Na Humara, a saúde feminina é pensada em fases, e não em blocos fixos. Períodos de maior demanda, como o que muitas mães vivem nas férias dos filhos, são exatamente os momentos em que o corpo pede mais suporte.

Suplementação não substitui descanso, rede de apoio nem acompanhamento profissional. Mas, bem formulada, pode ajudar o organismo a sustentar energia, equilíbrio e recuperação quando a rotina aperta.

A proposta não é prometer que um suplemento resolve o esgotamento. É oferecer suporte nutricional consistente para o corpo de quem cuida, em fases em que cuidar de si costuma ser a primeira coisa a ser deixada de lado.

Porque sustentar a maternidade, sobretudo quando ela se soma ao trabalho, exige mais do que vontade. Exige condições. E parte delas começa no cuidado com o próprio corpo.

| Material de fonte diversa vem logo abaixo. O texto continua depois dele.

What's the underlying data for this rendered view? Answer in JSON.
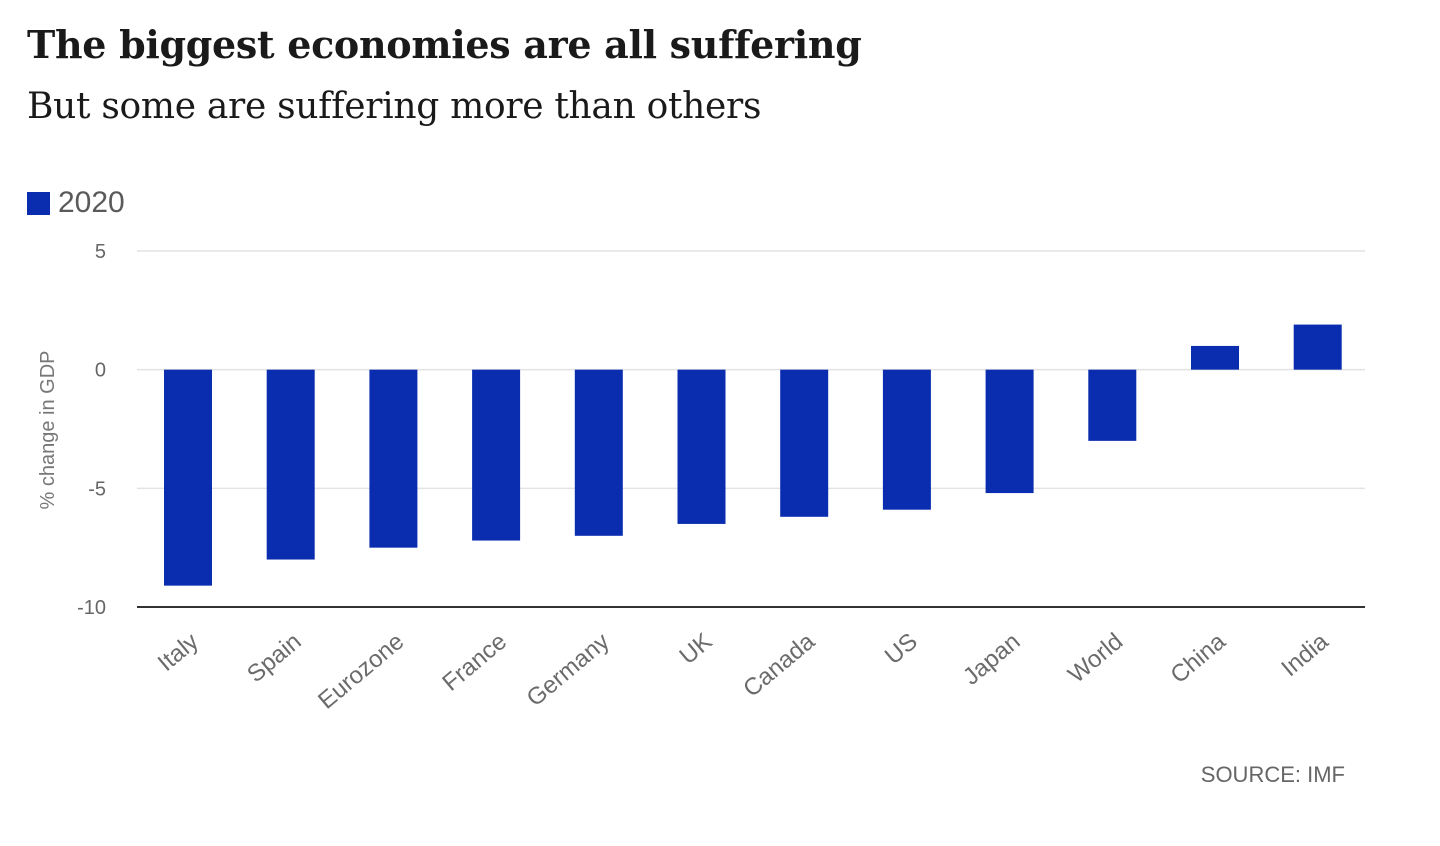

Fontes e leituras recomendadas

B2Mamy e Kiddle Pass. Pesquisa sobre burnout parental no Brasil, 2024. Levantamento com 1.868 mães, indicando que cerca de 9 em cada 10 apresentam algum grau de esgotamento materno, e que a maioria exerce atividade remunerada.

U.S. Surgeon General (Vivek Murthy). Parents Under Pressure: The U.S. Surgeon General’s Advisory on the Mental Health and Well-Being of Parents, 2024. Reconhece o estresse parental como questão urgente de saúde pública.

Organização Mundial da Saúde (OMS). Classificação Internacional de Doenças (CID-11). Burnout descrito como fenômeno ocupacional associado a estresse crônico não gerenciado, base conceitual para a discussão do esgotamento parental.

Estudo sobre ômega-3 (O3PUFAs), burnout ocupacional e cortisol matinal. Psychoneuroendocrinology, 2019. Suplementação de ômega-3 associada à redução de sintomas de burnout e do cortisol matinal em comparação ao placebo.

American Psychological Association (APA). Exercise and stress, 2020. Após a atividade física, observa-se redução de hormônios do estresse, como cortisol, e maior resiliência ao estresse.